Creating the Perfect Family-Centered Kitchen

The design of the modern kitchen has changed drastically from that of its predecessors. Once a closed off utilitarian space, modern kitchens are now designed as a stylish second great room where family and friends can gather to cook, entertain, work, and dine. With so many new functions, kitchen layouts have had to be adapted to meet the lifestyles of the current generation of homeowners.

Kitchen layout and design are particularly important when creating a family-centered kitchen that is fully functional for children and adults, while still being aesthetically pleasing. Whether you are remodeling or custom building, consider these  ideas from boise home builders when creating your own family-centered kitchen.

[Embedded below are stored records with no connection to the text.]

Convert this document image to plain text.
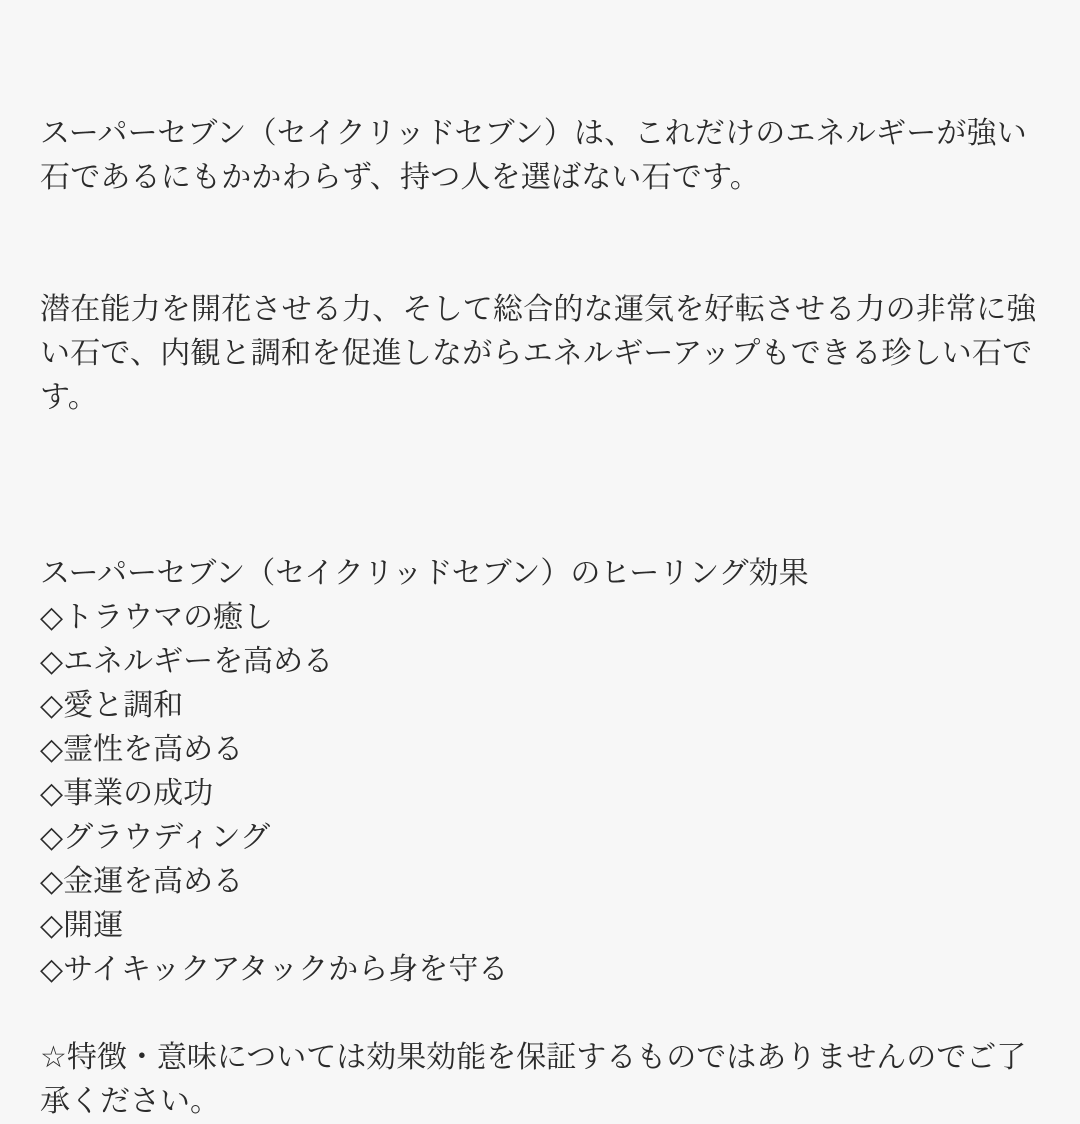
スーパーセブン（セイクリッドセブン）は、これだけのエネルギーが強い石であるにもかかわらず、持つ人を選ばない石です。

潜在能力を開花させる力、そして総合的な運気を好転させる力の非常に強い石で、内観と調和を促進しながらエネルギーアップもできる珍しい石です。

スーパーセブン（セイクリッドセブン）のヒーリング効果
◇トラウマの癒し
◇エネルギーを高める
◇愛と調和
◇霊性を高める
◇事業の成功
◇グラウディング
◇金運を高める
◇開運
◇サイキックアタックから身を守る
☆特徴・意味については効果効能を保証するものではありませんのでご了承ください。
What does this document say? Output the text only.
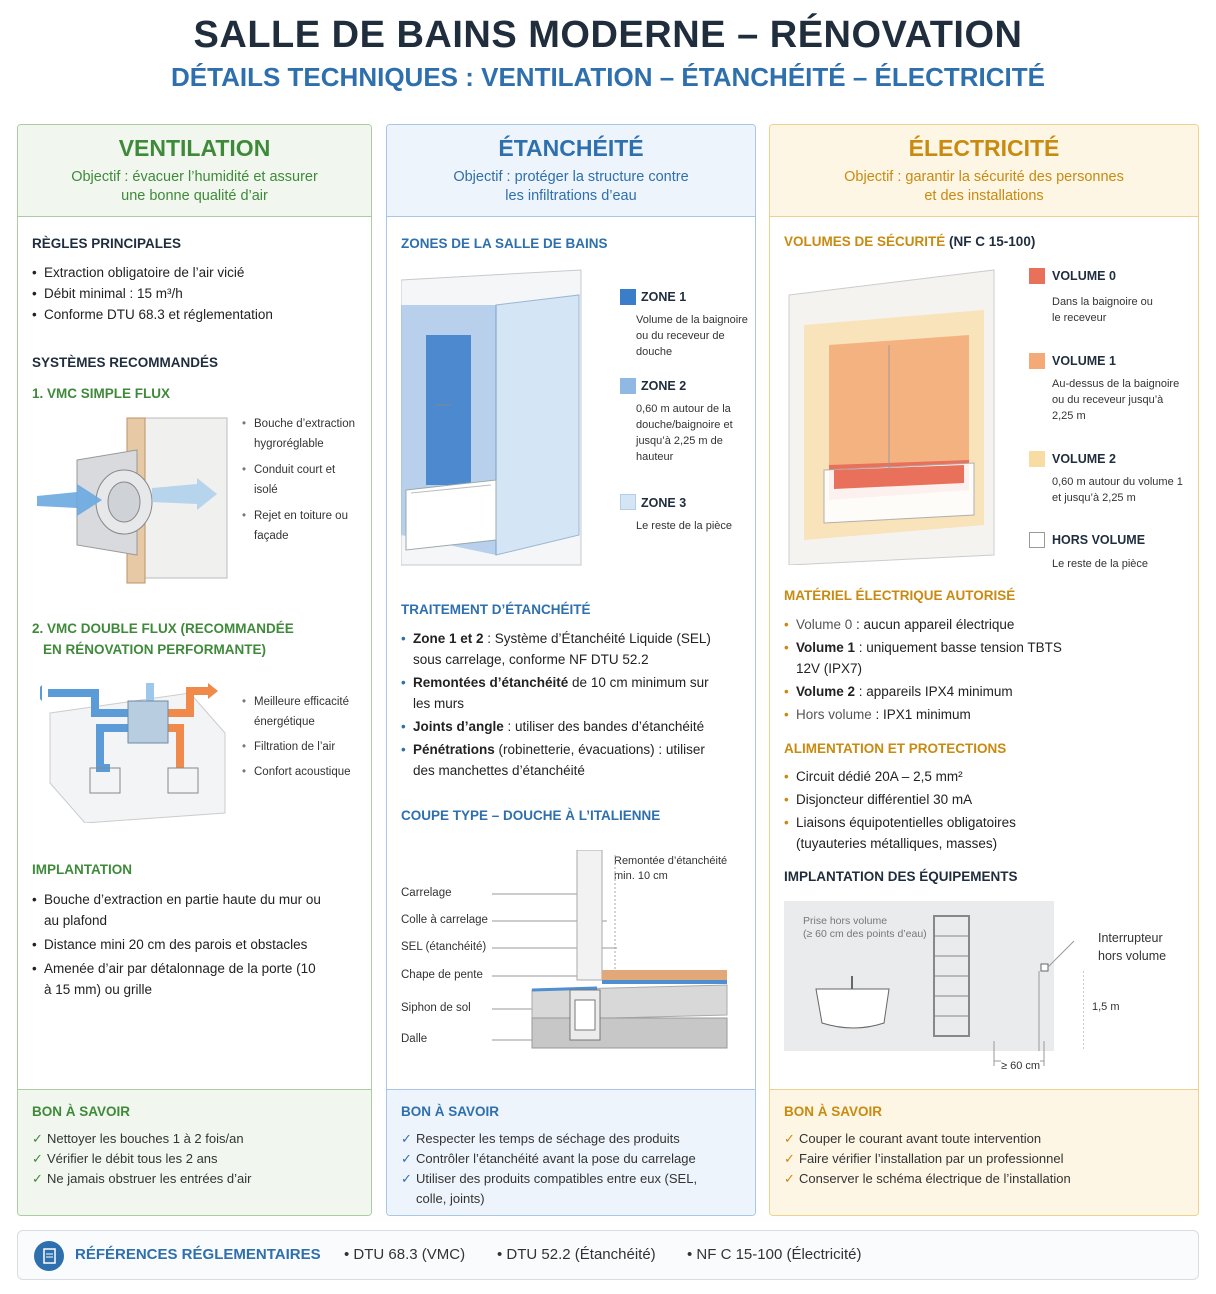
SALLE DE BAINS MODERNE – RÉNOVATION
DÉTAILS TECHNIQUES : VENTILATION – ÉTANCHÉITÉ – ÉLECTRICITÉ
VENTILATION

Objectif : évacuer l’humidité et assurer

une bonne qualité d’air

RÈGLES PRINCIPALES
• Extraction obligatoire de l’air vicié
• Débit minimal : 15 m³/h
• Conforme DTU 68.3 et réglementation
SYSTÈMES RECOMMANDÉS
1. VMC SIMPLE FLUX
• Bouche d’extraction hygroréglable
• Conduit court et isolé
• Rejet en toiture ou façade
2. VMC DOUBLE FLUX (RECOMMANDÉE
EN RÉNOVATION PERFORMANTE)
• Meilleure efficacité énergétique
• Filtration de l’air
• Confort acoustique
IMPLANTATION
• Bouche d’extraction en partie haute du mur ou au plafond
• Distance mini 20 cm des parois et obstacles
• Amenée d’air par détalonnage de la porte (10 à 15 mm) ou grille
BON À SAVOIR
✓ Nettoyer les bouches 1 à 2 fois/an
✓ Vérifier le débit tous les 2 ans
✓ Ne jamais obstruer les entrées d’air
ÉTANCHÉITÉ

Objectif : protéger la structure contre

les infiltrations d’eau

ZONES DE LA SALLE DE BAINS
ZONE 1
Volume de la baignoire ou du receveur de douche
ZONE 2
0,60 m autour de la douche/baignoire et jusqu’à 2,25 m de hauteur
ZONE 3
Le reste de la pièce
TRAITEMENT D’ÉTANCHÉITÉ
• Zone 1 et 2 : Système d’Étanchéité Liquide (SEL) sous carrelage, conforme NF DTU 52.2
• Remontées d’étanchéité de 10 cm minimum sur les murs
• Joints d’angle : utiliser des bandes d’étanchéité
• Pénétrations (robinetterie, évacuations) : utiliser des manchettes d’étanchéité
COUPE TYPE – DOUCHE À L’ITALIENNE
Carrelage
Colle à carrelage
SEL (étanchéité)
Chape de pente
Siphon de sol
Dalle
Remontée d’étanchéité
min. 10 cm
BON À SAVOIR
✓ Respecter les temps de séchage des produits
✓ Contrôler l’étanchéité avant la pose du carrelage
✓ Utiliser des produits compatibles entre eux (SEL, colle, joints)
ÉLECTRICITÉ

Objectif : garantir la sécurité des personnes

et des installations

VOLUMES DE SÉCURITÉ (NF C 15-100)
VOLUME 0
Dans la baignoire ou le receveur
VOLUME 1
Au-dessus de la baignoire ou du receveur jusqu’à 2,25 m
VOLUME 2
0,60 m autour du volume 1 et jusqu’à 2,25 m
HORS VOLUME
Le reste de la pièce
MATÉRIEL ÉLECTRIQUE AUTORISÉ
• Volume 0 : aucun appareil électrique
• Volume 1 : uniquement basse tension TBTS 12V (IPX7)
• Volume 2 : appareils IPX4 minimum
• Hors volume : IPX1 minimum
ALIMENTATION ET PROTECTIONS
• Circuit dédié 20A – 2,5 mm²
• Disjoncteur différentiel 30 mA
• Liaisons équipotentielles obligatoires (tuyauteries métalliques, masses)
IMPLANTATION DES ÉQUIPEMENTS
Prise hors volume
(≥ 60 cm des points d’eau)	Interrupteur
hors volume
1,5 m
≥ 60 cm
BON À SAVOIR
✓ Couper le courant avant toute intervention
✓ Faire vérifier l’installation par un professionnel
✓ Conserver le schéma électrique de l’installation
RÉFÉRENCES RÉGLEMENTAIRES • DTU 68.3 (VMC) • DTU 52.2 (Étanchéité) • NF C 15-100 (Électricité)
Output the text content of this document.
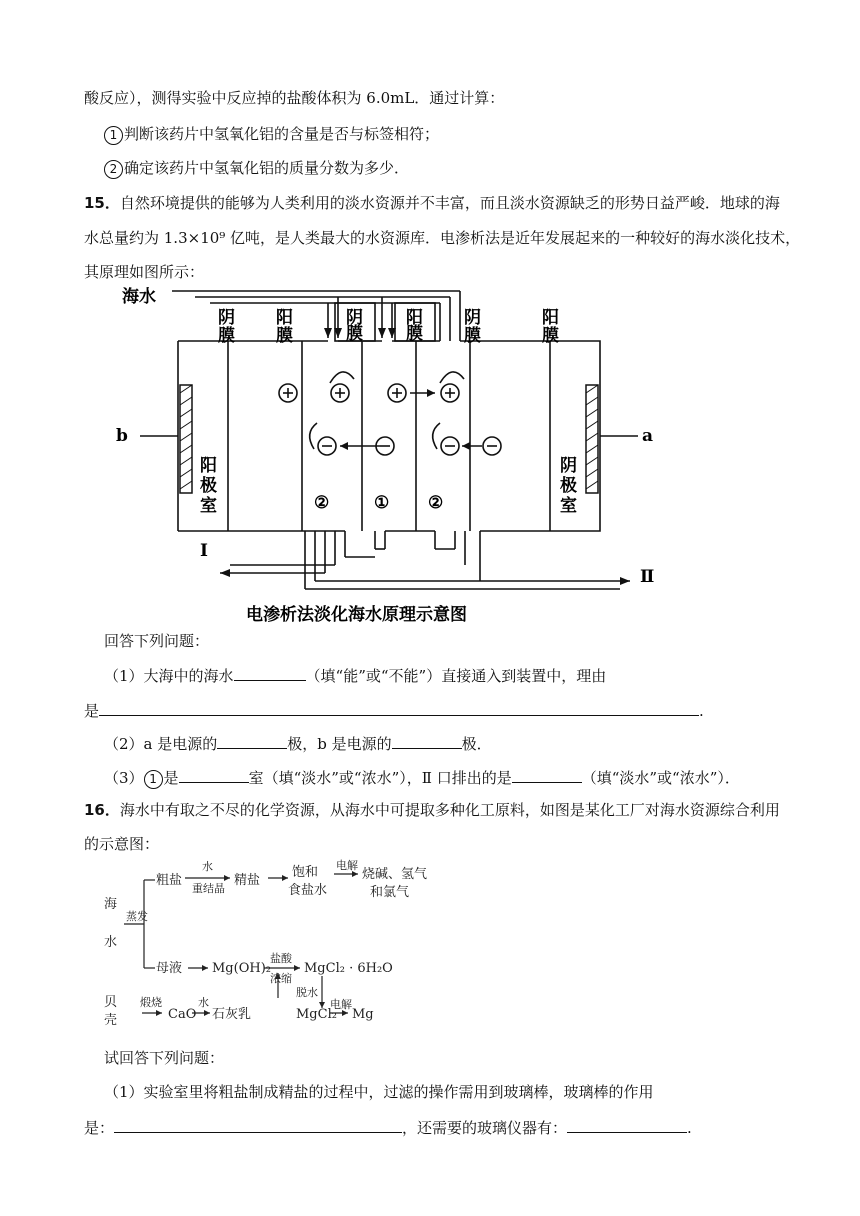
酸反应），测得实验中反应掉的盐酸体积为 6.0mL．通过计算：
1 判断该药片中氢氧化铝的含量是否与标签相符；
2 确定该药片中氢氧化铝的质量分数为多少．
15．自然环境提供的能够为人类利用的淡水资源并不丰富，而且淡水资源缺乏的形势日益严峻．地球的海
水总量约为 1.3×10⁹ 亿吨，是人类最大的水资源库．电渗析法是近年发展起来的一种较好的海水淡化技术，
其原理如图所示：
海水
b	a
阴
膜
阳
膜
阴
膜
阳
膜
阴
膜
阳
膜
阳
极
室
阴
极
室
②	① ②
I
Ⅱ
电渗析法淡化海水原理示意图
回答下列问题：
（1）大海中的海水	（填“能”或“不能”）直接通入到装置中，理由
是	.
（2）a 是电源的	极，b 是电源的	极．
（3） 1 是	室（填“淡水”或“浓水”），Ⅱ 口排出的是	（填“淡水”或“浓水”）．
16．海水中有取之不尽的化学资源，从海水中可提取多种化工原料，如图是某化工厂对海水资源综合利用
的示意图：
海
水
蒸发
粗盐
水
重结晶
精盐
饱和
食盐水
电解
烧碱、氢气
和氯气
母液 Mg(OH)₂
盐酸
浓缩
MgCl₂ · 6H₂O
脱水
MgCl₂
电解
Mg
贝
壳
煅烧
CaO
水
石灰乳
试回答下列问题：
（1）实验室里将粗盐制成精盐的过程中，过滤的操作需用到玻璃棒，玻璃棒的作用
是：	，还需要的玻璃仪器有：	.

Design with Work Zones in Mind

Gone are the days of the traditional work triangle that stressed the importance of the sink, stove, and refrigerator forming a triangle in close proximity to each other. Modern kitchen layouts instead often encourage work zones that maximize the efficiency of performing specific tasks and create great work flow. This becomes very important in kitchens that support families, as many people are often using the space at the same time. The cooking zone, for example, should have everything necessary to create a meal including: counter space for meal prep, utensils and cutting boards nearby, and the stove or cooktop at the center. Likewise, a separate cleaning zone could house recycling bins, trash cans, and household cleaners. This work zone idea does not entirely negate the traditional triangle, but instead groups like activities and then encourages clear, direct routes between the big 3. With designated zones and clear paths between them, family members can utilize different areas without being in each other’s way.

Consider Sight Lines

Every parent knows that a line of sight to your children is critical. When remodeling or building your new kitchen, consider layouts that allow the most visibility. This could include placing your kitchen sink in front of a window where you can see the backyard, or similarly, putting a sink in the island so that it faces the rest of the house. Creating lines of sight is most successful in homes with an open layout. When designing your kitchen, try to find ways to have it open to the dining and living areas. This will also help those working in the kitchen feel part of the other activities that may be going on in the home.

Add Storage

All kitchens needs storage, but family kitchens often require more storage, simply because of the number of people using the space. To utilize the space completely, kitchen cabinets should go all the way to the ceiling. Even though the very tops of tall cabinets may be difficult to reach, they are a great place to store less needed items and will save the more accessible space for things of daily importance. If brand new cabinets are out of your price range, utilize vertical space by hanging a simple pegboard for kitchen gadgets, adding built-in open shelving, or adding a bar-height utility cart, which provides prep space as well as storage space. Another thing to consider if you have a large kitchen is adding a pantry. Pantries can be built-in or freestanding and are excellent food storage spaces for families.

Create a Seating Area

Since the modern kitchen has become the hub of the home, children often spend much of their time there. The perfect family-centered kitchen would most certainly provide casual seating for children to eat meals or snacks, do homework, or chat with other family members. Creating an island or peninsula with barstool seating is one of the easiest ways to achieve this. You could also consider multilevel islands or drop down bars that would be even more child friendly.

Add a Work Center

A recent trend in kitchen design is incorporating a work center/office space into the kitchen. This becomes a natural alternative to the traditional closed-off home office. You can keep all of your children’s school papers handy, have a drop spot for the mail, and write your weekly menu, all while being in the center of activity within the home. These work centers can range from a full-out desk and filing cabinet to a chalkboard placed on an empty wall. Determine the amount of space you have, and then find a solution that works for you and your family. Consider pullout shelves that can become a writing desk, a small nook that could house a built-in desk and chair, or even a cork board backsplash to hang papers and to-do lists.

Incorporating one or all of these ideas into your kitchen remodel will greatly increase the family-friendly nature of your new kitchen. Create a space that is not only functional for your entire family but is also a place they love to be.